Sudan faces tough action if no Darfur progress – UN’s Beckett
June 5, 2007 (LONDON) — Britain will push for tougher U.N. sanctions against Sudan if its government does not support international efforts to end the conflict in Darfur, Foreign Secretary Margaret Beckett said on Tuesday.
All sides in the Darfur conflict faced a choice of committing to the political process outlined by the African Union and United Nations or “face the consequences,” Beckett told Britain’s parliament during a debate on Darfur.
Sudan’s cooperation would lead to an end of sanctions and more money for reconstruction and development, she said.
But if Sudan failed to honour agreements, Britain and its partners would seek to introduce a further sanctions resolution at the U.N. Security Council, she said.
“And what goes for the government of Sudan goes for the rebel groups: If they do not cooperate, if they are not willing to enter into a genuine ceasefire, then in our view they too should, and will, be subjected to sanctions,” she said.
The United States and Britain have been working on an expanded U.N. sanctions resolution for weeks, but Russia and South Africa have questioned the timing and China has opposed further penalties.
The U.N. Security Council endorsed plans last month for an African Union-U.N. peacekeeping force for Darfur, although a dispute over who is to command the force has delayed deployment.
Beckett said she understood the African Union and the U.N. had agreed on detailed proposals for the so-called “hybrid” force and these would be put to the government of Sudan.
“We are urging very speedy agreement and very speedy acceptance of those proposals,” she said.
Beckett accused Sudan’s President Omar Hassan al-Bashir of failing to implement a peacekeeping plan discussed in Addis Ababa last November despite repeated assurances he would do so.
“He sent more aircraft to bomb the people of Darfur. There have been continued attacks on civilians, peacekeepers and the humanitarian agencies…,” she said.
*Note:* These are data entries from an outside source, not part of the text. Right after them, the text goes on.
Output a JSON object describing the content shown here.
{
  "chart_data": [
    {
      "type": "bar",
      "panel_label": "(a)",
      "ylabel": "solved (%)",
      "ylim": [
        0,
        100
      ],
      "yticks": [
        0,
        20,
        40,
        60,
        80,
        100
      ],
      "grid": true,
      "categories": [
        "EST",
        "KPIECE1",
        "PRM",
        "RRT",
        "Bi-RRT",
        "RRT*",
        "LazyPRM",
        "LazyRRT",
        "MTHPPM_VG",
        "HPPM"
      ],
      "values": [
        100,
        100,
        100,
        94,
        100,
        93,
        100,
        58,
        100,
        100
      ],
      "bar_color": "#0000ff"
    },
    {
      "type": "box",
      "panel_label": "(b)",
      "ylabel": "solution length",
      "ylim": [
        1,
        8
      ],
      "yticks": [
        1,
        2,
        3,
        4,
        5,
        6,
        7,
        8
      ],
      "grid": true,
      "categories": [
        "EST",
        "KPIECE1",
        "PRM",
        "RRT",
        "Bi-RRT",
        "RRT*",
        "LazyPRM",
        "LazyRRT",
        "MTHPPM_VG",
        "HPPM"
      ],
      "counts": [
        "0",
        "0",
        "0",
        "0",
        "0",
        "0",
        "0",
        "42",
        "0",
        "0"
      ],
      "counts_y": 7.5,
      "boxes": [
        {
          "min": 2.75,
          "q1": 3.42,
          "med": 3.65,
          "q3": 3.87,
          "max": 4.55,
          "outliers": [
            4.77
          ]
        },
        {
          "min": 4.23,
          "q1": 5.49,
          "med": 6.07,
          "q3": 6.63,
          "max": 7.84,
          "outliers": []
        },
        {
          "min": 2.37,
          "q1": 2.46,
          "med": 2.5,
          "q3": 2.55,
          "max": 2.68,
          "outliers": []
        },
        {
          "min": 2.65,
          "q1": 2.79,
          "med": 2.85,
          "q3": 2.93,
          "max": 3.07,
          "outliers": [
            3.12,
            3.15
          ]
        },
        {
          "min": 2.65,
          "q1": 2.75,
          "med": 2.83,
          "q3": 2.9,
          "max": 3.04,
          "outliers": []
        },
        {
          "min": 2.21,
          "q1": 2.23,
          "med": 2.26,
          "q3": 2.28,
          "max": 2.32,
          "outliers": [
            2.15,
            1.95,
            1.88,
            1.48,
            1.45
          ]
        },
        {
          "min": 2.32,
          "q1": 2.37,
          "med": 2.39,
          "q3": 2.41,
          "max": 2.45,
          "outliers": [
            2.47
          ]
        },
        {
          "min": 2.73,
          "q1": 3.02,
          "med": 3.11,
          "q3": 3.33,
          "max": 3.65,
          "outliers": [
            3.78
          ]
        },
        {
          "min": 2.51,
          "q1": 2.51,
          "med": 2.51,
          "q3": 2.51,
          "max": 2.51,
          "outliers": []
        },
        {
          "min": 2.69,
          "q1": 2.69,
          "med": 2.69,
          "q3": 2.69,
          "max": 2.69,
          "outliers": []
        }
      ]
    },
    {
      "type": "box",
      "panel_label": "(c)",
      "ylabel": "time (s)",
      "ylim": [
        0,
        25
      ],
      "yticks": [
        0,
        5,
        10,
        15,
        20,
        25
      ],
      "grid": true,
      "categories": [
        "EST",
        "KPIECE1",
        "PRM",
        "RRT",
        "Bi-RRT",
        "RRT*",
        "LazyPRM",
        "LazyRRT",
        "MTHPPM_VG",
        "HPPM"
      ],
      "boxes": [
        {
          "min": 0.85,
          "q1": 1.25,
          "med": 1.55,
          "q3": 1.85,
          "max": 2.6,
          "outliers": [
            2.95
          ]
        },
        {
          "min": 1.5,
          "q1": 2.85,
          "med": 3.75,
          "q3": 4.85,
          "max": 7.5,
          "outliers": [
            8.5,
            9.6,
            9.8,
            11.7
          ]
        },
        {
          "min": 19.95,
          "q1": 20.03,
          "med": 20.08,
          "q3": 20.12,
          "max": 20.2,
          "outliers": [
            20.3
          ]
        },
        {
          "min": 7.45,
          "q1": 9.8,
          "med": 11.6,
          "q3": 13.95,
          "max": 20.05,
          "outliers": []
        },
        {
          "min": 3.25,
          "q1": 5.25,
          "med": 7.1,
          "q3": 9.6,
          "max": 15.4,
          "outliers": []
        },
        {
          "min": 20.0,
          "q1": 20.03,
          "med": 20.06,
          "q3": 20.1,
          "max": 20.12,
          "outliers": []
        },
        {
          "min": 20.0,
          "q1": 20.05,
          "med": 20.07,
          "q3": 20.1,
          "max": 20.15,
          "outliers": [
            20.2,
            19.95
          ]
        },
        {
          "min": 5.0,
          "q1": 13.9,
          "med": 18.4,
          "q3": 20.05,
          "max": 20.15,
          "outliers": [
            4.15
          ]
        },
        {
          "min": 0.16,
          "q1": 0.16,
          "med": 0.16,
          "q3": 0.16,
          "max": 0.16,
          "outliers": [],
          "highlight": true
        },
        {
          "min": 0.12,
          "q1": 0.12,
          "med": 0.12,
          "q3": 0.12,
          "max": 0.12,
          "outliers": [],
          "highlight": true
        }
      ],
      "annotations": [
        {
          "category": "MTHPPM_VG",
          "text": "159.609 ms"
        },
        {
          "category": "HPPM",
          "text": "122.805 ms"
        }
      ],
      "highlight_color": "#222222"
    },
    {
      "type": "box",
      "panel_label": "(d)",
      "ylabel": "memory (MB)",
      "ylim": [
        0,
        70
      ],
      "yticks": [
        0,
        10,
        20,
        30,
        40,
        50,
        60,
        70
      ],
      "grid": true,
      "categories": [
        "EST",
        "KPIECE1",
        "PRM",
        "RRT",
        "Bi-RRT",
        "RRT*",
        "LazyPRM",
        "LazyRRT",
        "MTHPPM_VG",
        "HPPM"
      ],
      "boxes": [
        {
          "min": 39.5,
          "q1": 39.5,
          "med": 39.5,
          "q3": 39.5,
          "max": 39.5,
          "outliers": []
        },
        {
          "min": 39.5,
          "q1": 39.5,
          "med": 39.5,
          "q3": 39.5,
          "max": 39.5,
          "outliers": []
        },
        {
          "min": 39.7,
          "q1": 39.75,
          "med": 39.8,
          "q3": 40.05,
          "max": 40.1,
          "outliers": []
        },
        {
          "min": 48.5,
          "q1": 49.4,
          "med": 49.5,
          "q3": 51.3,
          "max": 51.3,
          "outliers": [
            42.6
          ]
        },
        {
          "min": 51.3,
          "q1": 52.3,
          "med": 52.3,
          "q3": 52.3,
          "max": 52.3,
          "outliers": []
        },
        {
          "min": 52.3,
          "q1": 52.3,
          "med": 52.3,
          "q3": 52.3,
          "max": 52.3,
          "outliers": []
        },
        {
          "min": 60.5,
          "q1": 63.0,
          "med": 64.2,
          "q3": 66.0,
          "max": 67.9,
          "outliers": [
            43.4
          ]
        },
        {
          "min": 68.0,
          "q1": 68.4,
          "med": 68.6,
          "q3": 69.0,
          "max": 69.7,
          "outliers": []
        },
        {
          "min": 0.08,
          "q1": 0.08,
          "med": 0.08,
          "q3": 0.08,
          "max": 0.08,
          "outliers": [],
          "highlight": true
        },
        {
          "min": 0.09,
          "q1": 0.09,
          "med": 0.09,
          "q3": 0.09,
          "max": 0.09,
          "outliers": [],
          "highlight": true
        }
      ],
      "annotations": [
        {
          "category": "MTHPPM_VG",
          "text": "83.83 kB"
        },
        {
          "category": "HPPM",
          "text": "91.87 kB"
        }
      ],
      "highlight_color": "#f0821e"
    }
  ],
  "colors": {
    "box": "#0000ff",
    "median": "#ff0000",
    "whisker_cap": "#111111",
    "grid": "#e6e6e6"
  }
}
The U.N. Security Council has imposed an arms embargo on rebels and militia but not on the government, although it forbids offensive military flights by Khartoum over Darfur, where more than 200,000 people are estimated to have died and at least two million people have been uprooted since 2003.
The United States and Britain are considering an arms embargo over the entire country, a halt to all military flights over Darfur, monitors at Sudanese airports, and an expansion of the list of people under sanctions.